Diz eklemi en büyük kabul edilirİnsan vücudu patella, femur ve tibia tarafından oluşturulduğundan ve ayrıca güçlü bağlarla güçlendirilir. Eklemin yumuşak kayması, özel bir torbaya yerleştirilmiş sinovyal sıvı sağlar. Bacakların koşarken ve yürürken normal çalışması bağ, kas ve menisküs - eklem içi plak gövdelerine bağlıdır. Diz eklemlerinin temeli, patellanın yanı sıra lateral ve çapraz bağlar boyunca geçen kuadriseps kası tarafından oluşturulur. Bütün bunlar bir insanın rahatça hareket etmesini ve hissetmesini sağlar.
Sık diz yaralanmaları meydana geliryüzeysel olarak konumlandırılmış olmaları nedeniyle. Ayağı sabitlerseniz ve vücudu keskin bir şekilde döndürürseniz, diz ligamentlerinde aşırı bir yük oluşacaktır ve bunun sonucu olarak patlayacaklardır. Bu tür yaralanmalar, futbol, jimnastik, kayak, atletizm ve güreşle uğraşan sporcularda sıklıkla görülür.
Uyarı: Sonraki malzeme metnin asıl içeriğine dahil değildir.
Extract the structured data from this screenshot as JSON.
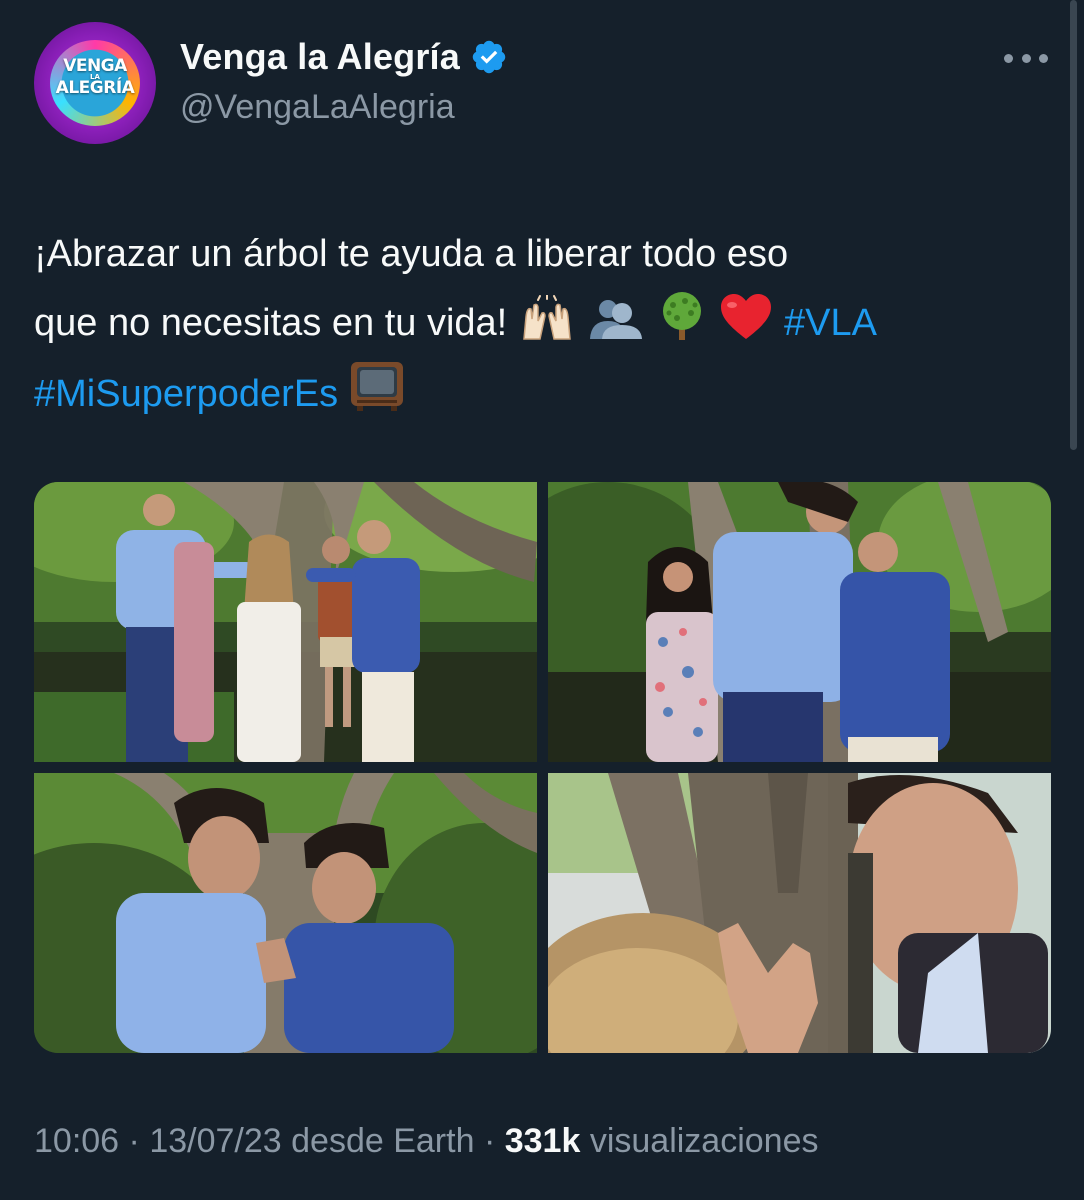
{
  "account": {
    "display_name": "Venga la Alegría",
    "handle": "@VengaLaAlegria",
    "avatar_lettering": [
      "VENGA",
      "LA",
      "ALEGRÍA"
    ],
    "verified": true,
    "verified_color": "#1d9bf0"
  },
  "tweet": {
    "line1": "¡Abrazar un árbol te ayuda a liberar todo eso",
    "line2_text": "que no necesitas en tu vida!",
    "line2_emojis": [
      "raised-hands-emoji",
      "busts-emoji",
      "tree-emoji",
      "red-heart-emoji"
    ],
    "hashtag1": "#VLA",
    "hashtag2": "#MiSuperpoderEs",
    "trailing_emoji": "television-emoji"
  },
  "photos": [
    {
      "name": "photo-1"
    },
    {
      "name": "photo-2"
    },
    {
      "name": "photo-3"
    },
    {
      "name": "photo-4"
    }
  ],
  "footer": {
    "time": "10:06",
    "date": "13/07/23",
    "source": "desde Earth",
    "views_count": "331k",
    "views_label": "visualizaciones"
  },
  "colors": {
    "background": "#15202b",
    "text_primary": "#f7f9f9",
    "text_secondary": "#8b98a5",
    "link": "#1d9bf0"
  }
}
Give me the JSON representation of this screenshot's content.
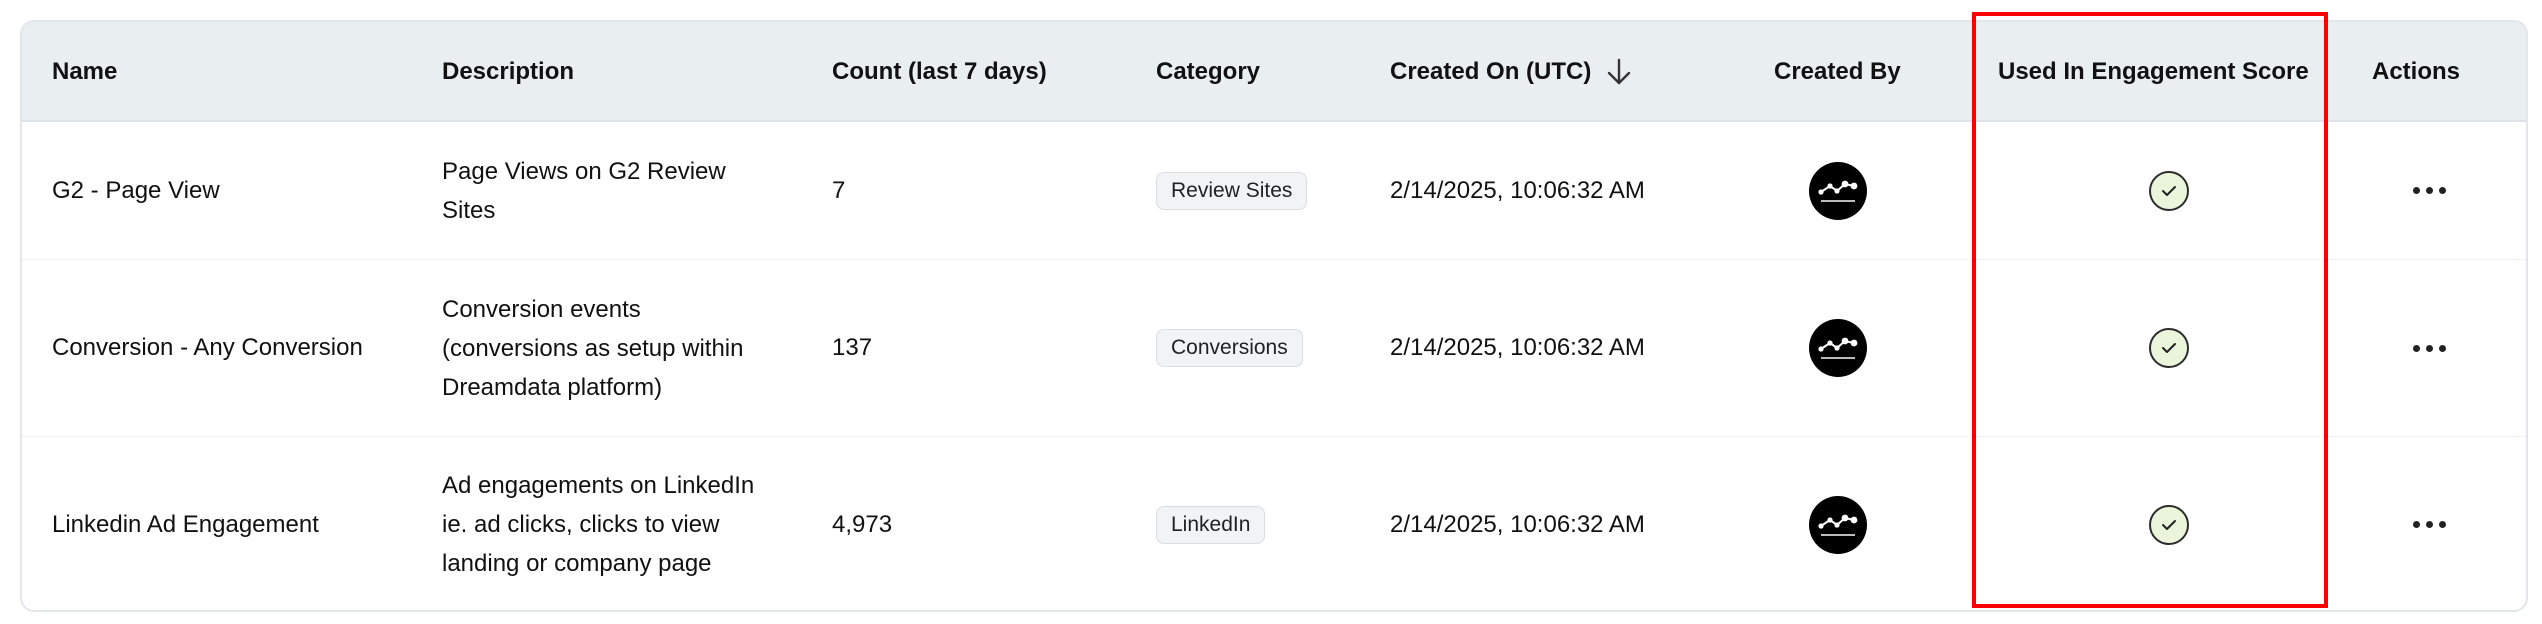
{
  "columns": {
    "name": "Name",
    "description": "Description",
    "count": "Count (last 7 days)",
    "category": "Category",
    "created_on": "Created On (UTC)",
    "created_by": "Created By",
    "engagement": "Used In Engagement Score",
    "actions": "Actions"
  },
  "sort": {
    "column": "created_on",
    "direction": "descending",
    "icon": "arrow-down-icon"
  },
  "rows": [
    {
      "name": "G2 - Page View",
      "description": "Page Views on G2 Review\nSites",
      "count": "7",
      "category": "Review Sites",
      "created_on": "2/14/2025, 10:06:32 AM",
      "created_by_avatar": "dreamdata-logo",
      "used_in_engagement": true,
      "actions_icon": "more-horizontal-icon"
    },
    {
      "name": "Conversion - Any Conversion",
      "description": "Conversion events\n(conversions as setup within\nDreamdata platform)",
      "count": "137",
      "category": "Conversions",
      "created_on": "2/14/2025, 10:06:32 AM",
      "created_by_avatar": "dreamdata-logo",
      "used_in_engagement": true,
      "actions_icon": "more-horizontal-icon"
    },
    {
      "name": "Linkedin Ad Engagement",
      "description": "Ad engagements on LinkedIn\nie. ad clicks, clicks to view\nlanding or company page",
      "count": "4,973",
      "category": "LinkedIn",
      "created_on": "2/14/2025, 10:06:32 AM",
      "created_by_avatar": "dreamdata-logo",
      "used_in_engagement": true,
      "actions_icon": "more-horizontal-icon"
    }
  ],
  "highlight": {
    "target": "engagement-column",
    "color": "#ff0000"
  },
  "colors": {
    "header_bg": "#e9eef1",
    "check_bg": "#eaf5dc",
    "avatar_bg": "#000000"
  }
}
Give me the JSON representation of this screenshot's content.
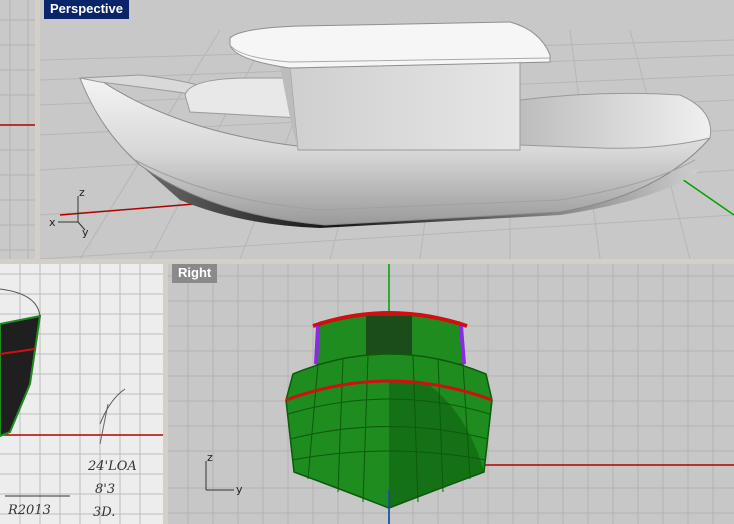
{
  "viewports": {
    "perspective": {
      "title": "Perspective",
      "active": true
    },
    "right": {
      "title": "Right",
      "active": false
    },
    "top_left": {
      "title": ""
    },
    "bottom_left": {
      "title": ""
    }
  },
  "axes": {
    "x": "x",
    "y": "y",
    "z": "z"
  },
  "sketch_notes": {
    "line1": "24'LOA",
    "line2": "8'3",
    "line3": "R2013",
    "line4": "3D."
  },
  "colors": {
    "viewport_bg": "#c9c9c9",
    "grid_line": "#b2b2b2",
    "major_axis_red": "#b40000",
    "major_axis_green": "#00a000",
    "hull_mesh_green": "#1e8c1e",
    "sheer_red": "#d01010",
    "rail_purple": "#8a2be2",
    "active_title": "#0a246a",
    "inactive_title": "#8a8a8a"
  }
}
Diz eklemi protez endikasyonları
Bu içerir:
- travma sonrası artroz;
- diz tümörlerinin gelişimi;
- aseptik nekroz;
- femur veya tibiada intraartiküler kırılma;
- patella hastalığı;
- romatoid poliartrit;
- sedef, artrit, gutta eklem hasarı;
- dejeneratif-distrofik patolojiler;
- diz kırılmasından sonra yanlış eklem;
- kemiklerdeki değişiklikler veya ligamentous cihazında hasar;
- Ankilozan spondilit, osteoartrit eşliğinde.
Diz değiştirmealt ekstremite kayıp fonksiyonlarını geri yüklemek için tek yol. Böyle bir operasyon, hastalıklı eklemde sağlığın geri kazanılmasından dolayı oldukça doğrudur. Bu tür prosedürler genellikle gençlere göre daha az aktif bir yaşam tarzı sürdüğü için yaşlı kişilere reçete edilir. İmplant edilen eklemlerin yirmi yıldan fazla sürebildiğine dikkat edilmelidir.
Yaralanma sonrası diz rehabilitasyonu
Eleme ve önlemede önemli bir roltravma sonrası etkiler, sağlıklı insanların işleyişini destekleyen ve teşvik eden ana faktörler olan özel fiziksel egzersizler oynar
hastalarda iyileşme süreçleri.Diz eklemlerinin hastalıklarının karmaşık tedavisinde, vücut üzerinde çok yönlü bir etkiye sahip olan, venöz çıkışı kontrol eden, kan durmasını önleyen, mikro dolaşımı normalleştiren ve dejeneratif değişiklikleri önleyen fizyoterapi egzersizleri zorunludur. Gerekli egzersiz setini seçerken, öncelikle, yaralanmanın ciddiyeti ve doğası, hastanın zihinsel durumu ve fiziksel hazırlığının derecesi dikkate alınmalıdır.
Kas-iskelet sistemi hastalıkları içinmanyetoterapi, UHF ve ultrason gibi fizyoterapötik yöntemler yaygın olarak kullanılmaktadır. Bu prosedürler şişme ve ağrıyı azaltmaya yardımcı olur. Ayrıca, rehabilitasyon amaçları için, lazer tedavisi, kas elektrik stimülasyonu, ayrıca çeşitli ilaçlar kullanılarak fonoforez önerilebilir. Ayrıca, kasları güçlendirmek ve uzuvların uzun süre hareketsiz hale getirilmesinden sonra meydana gelen dengesizliği düzeltmek için manuel terapi kullanılır.